In [1]:
import charts_function_list
from mpl_toolkits.mplot3d import Axes3D
import os
from PIL import Image

In [2]:
_,data,outputs = charts_function_list.folder_setup()
lego = os.path.join(data,'lego-database')
os.chdir(lego)

In [3]:
lego = os.path.join(data,'lego-database')
df_values = [x.split('.csv')[0] for x in os.listdir(lego)] 
df_values.remove('downloads_schema.png') #known non .csv

#set dictionary of all csvs
lego_d = {i:pd.read_csv(i+'.csv') for i in df_values}

In [4]:
#function to convert hex to rgb
def hex_to_rgb(value):
    value = value.lstrip('#')
    lv = len(value)
    return tuple(int(value[i:i + lv // 3], 16) for i in range(0, lv, lv // 3))

In [5]:
Image.open('downloads_schema.png')


Out[5]:

Create new combined frames


In [5]:
combined_sets = pd.merge(lego_d["sets"],lego_d["inventories"],on='set_num',how='left')
combined_sets = pd.merge(combined_sets,lego_d["themes"],left_on='theme_id',right_on='id',how='left',suffixes=('_of_set','_of_theme'))

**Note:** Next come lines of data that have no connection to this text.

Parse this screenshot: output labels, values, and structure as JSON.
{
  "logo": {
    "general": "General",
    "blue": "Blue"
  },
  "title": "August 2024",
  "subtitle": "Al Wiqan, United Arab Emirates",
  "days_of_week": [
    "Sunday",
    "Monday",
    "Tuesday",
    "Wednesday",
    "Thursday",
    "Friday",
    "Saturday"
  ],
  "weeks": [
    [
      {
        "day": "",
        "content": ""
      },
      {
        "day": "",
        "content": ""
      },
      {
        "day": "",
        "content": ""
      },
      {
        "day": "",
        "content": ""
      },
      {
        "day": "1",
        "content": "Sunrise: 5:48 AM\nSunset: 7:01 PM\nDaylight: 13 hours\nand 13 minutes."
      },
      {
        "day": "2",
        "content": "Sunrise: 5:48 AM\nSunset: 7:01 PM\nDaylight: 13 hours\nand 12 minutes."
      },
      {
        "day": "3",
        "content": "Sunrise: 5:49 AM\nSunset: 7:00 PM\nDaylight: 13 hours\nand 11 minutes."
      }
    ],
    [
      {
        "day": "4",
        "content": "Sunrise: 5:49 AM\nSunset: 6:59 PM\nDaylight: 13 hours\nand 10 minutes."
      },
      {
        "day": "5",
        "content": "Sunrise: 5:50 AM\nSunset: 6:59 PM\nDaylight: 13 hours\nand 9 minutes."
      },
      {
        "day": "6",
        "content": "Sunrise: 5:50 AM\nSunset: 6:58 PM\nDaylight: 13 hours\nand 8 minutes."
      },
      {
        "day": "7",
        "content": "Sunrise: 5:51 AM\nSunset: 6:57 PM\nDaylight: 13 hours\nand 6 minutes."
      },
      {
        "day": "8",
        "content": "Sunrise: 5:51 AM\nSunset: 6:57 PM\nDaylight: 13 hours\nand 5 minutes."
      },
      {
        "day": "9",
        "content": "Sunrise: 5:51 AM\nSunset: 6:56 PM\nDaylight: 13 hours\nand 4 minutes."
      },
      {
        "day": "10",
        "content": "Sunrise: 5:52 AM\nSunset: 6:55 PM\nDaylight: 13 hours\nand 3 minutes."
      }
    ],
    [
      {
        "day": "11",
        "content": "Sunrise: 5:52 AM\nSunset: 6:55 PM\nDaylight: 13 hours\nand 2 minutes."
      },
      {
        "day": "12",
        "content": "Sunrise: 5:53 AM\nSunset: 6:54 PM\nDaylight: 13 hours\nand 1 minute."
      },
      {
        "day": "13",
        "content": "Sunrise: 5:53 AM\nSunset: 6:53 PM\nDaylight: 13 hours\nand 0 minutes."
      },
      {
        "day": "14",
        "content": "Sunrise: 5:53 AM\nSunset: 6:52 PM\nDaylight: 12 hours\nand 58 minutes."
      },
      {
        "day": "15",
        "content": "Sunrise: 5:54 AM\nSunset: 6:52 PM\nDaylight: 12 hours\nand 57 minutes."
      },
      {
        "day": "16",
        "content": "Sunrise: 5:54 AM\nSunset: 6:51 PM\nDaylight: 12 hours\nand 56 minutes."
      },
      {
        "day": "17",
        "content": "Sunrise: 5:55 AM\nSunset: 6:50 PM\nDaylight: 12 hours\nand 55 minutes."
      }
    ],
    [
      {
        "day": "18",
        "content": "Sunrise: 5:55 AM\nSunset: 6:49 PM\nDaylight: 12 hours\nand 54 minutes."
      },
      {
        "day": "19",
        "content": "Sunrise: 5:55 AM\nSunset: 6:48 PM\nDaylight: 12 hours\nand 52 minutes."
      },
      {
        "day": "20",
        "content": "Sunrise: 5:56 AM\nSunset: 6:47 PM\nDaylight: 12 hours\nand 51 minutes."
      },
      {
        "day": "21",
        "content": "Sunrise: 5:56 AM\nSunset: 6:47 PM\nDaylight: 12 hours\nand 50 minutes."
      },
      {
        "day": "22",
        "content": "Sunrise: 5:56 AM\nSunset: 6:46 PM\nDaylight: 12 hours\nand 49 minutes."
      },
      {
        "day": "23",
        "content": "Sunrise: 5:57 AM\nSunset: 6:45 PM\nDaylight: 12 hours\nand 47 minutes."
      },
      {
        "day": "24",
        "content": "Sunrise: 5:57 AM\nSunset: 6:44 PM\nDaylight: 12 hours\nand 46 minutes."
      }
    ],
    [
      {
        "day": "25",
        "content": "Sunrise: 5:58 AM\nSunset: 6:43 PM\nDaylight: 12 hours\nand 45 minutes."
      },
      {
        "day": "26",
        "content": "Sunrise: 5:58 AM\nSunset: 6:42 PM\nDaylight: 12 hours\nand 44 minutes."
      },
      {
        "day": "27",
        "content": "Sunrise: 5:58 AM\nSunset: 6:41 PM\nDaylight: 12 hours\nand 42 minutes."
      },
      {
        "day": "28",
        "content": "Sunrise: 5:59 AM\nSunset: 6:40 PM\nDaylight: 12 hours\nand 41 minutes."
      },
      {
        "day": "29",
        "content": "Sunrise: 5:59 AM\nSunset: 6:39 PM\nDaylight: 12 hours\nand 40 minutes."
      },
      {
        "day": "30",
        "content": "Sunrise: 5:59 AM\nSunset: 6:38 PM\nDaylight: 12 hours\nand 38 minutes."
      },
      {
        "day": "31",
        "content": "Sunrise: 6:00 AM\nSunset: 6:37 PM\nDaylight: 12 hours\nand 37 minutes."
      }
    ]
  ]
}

#combining parts and other tables
combined_parts = pd.merge(lego_d["inventory_parts"],lego_d["parts"],on='part_num',how='left') #merging this way. the reverse reveals some parts not in the inventory_parts
combined_parts = pd.merge(combined_parts, lego_d["part_categories"],left_on='part_cat_id',right_on='id',how='left',suffixes=('_of_part','_of_part_category'))
combined_parts = pd.merge(combined_parts,lego_d["colors"],left_on='color_id',right_on='id',how='left')
combined_parts = combined_parts.drop(['id_x','id_y'],axis=1)

#combine it all
master_lego = pd.merge(combined_sets,combined_parts,left_on='id_of_set',right_on='inventory_id',how='left')

In [6]:
#count of parts by color
part_count = master_lego.pivot_table('quantity',index='rgb',aggfunc='sum').reset_index()
part_count = pd.concat([part_count,pd.DataFrame(list(part_count.reset_index()['rgb'].apply(hex_to_rgb)),columns=['R','G','B'])],
          axis=1)

In [210]:
os.chdir(outputs)
from mpl_toolkits.mplot3d import Axes3D
fig = plt.figure(figsize=(14,12))
fig.suptitle('Color Distribution of Every Lego Part',size=35,color='#252525',x=.52)
fig.subplots_adjust(top=.99)
#ax2 = plt.subplot2grid((4,3), (3,1), colspan=1,rowspan=2)
ax = plt.subplot2grid((5,3), (0,0), colspan=3,rowspan=4,projection='3d')

ax.scatter(part_count['R'],part_count['G'],part_count['B'],s=part_count['quantity']/20,c='#'+part_count['rgb'],alpha=.8,
           edgecolor='black',linewidth=.1)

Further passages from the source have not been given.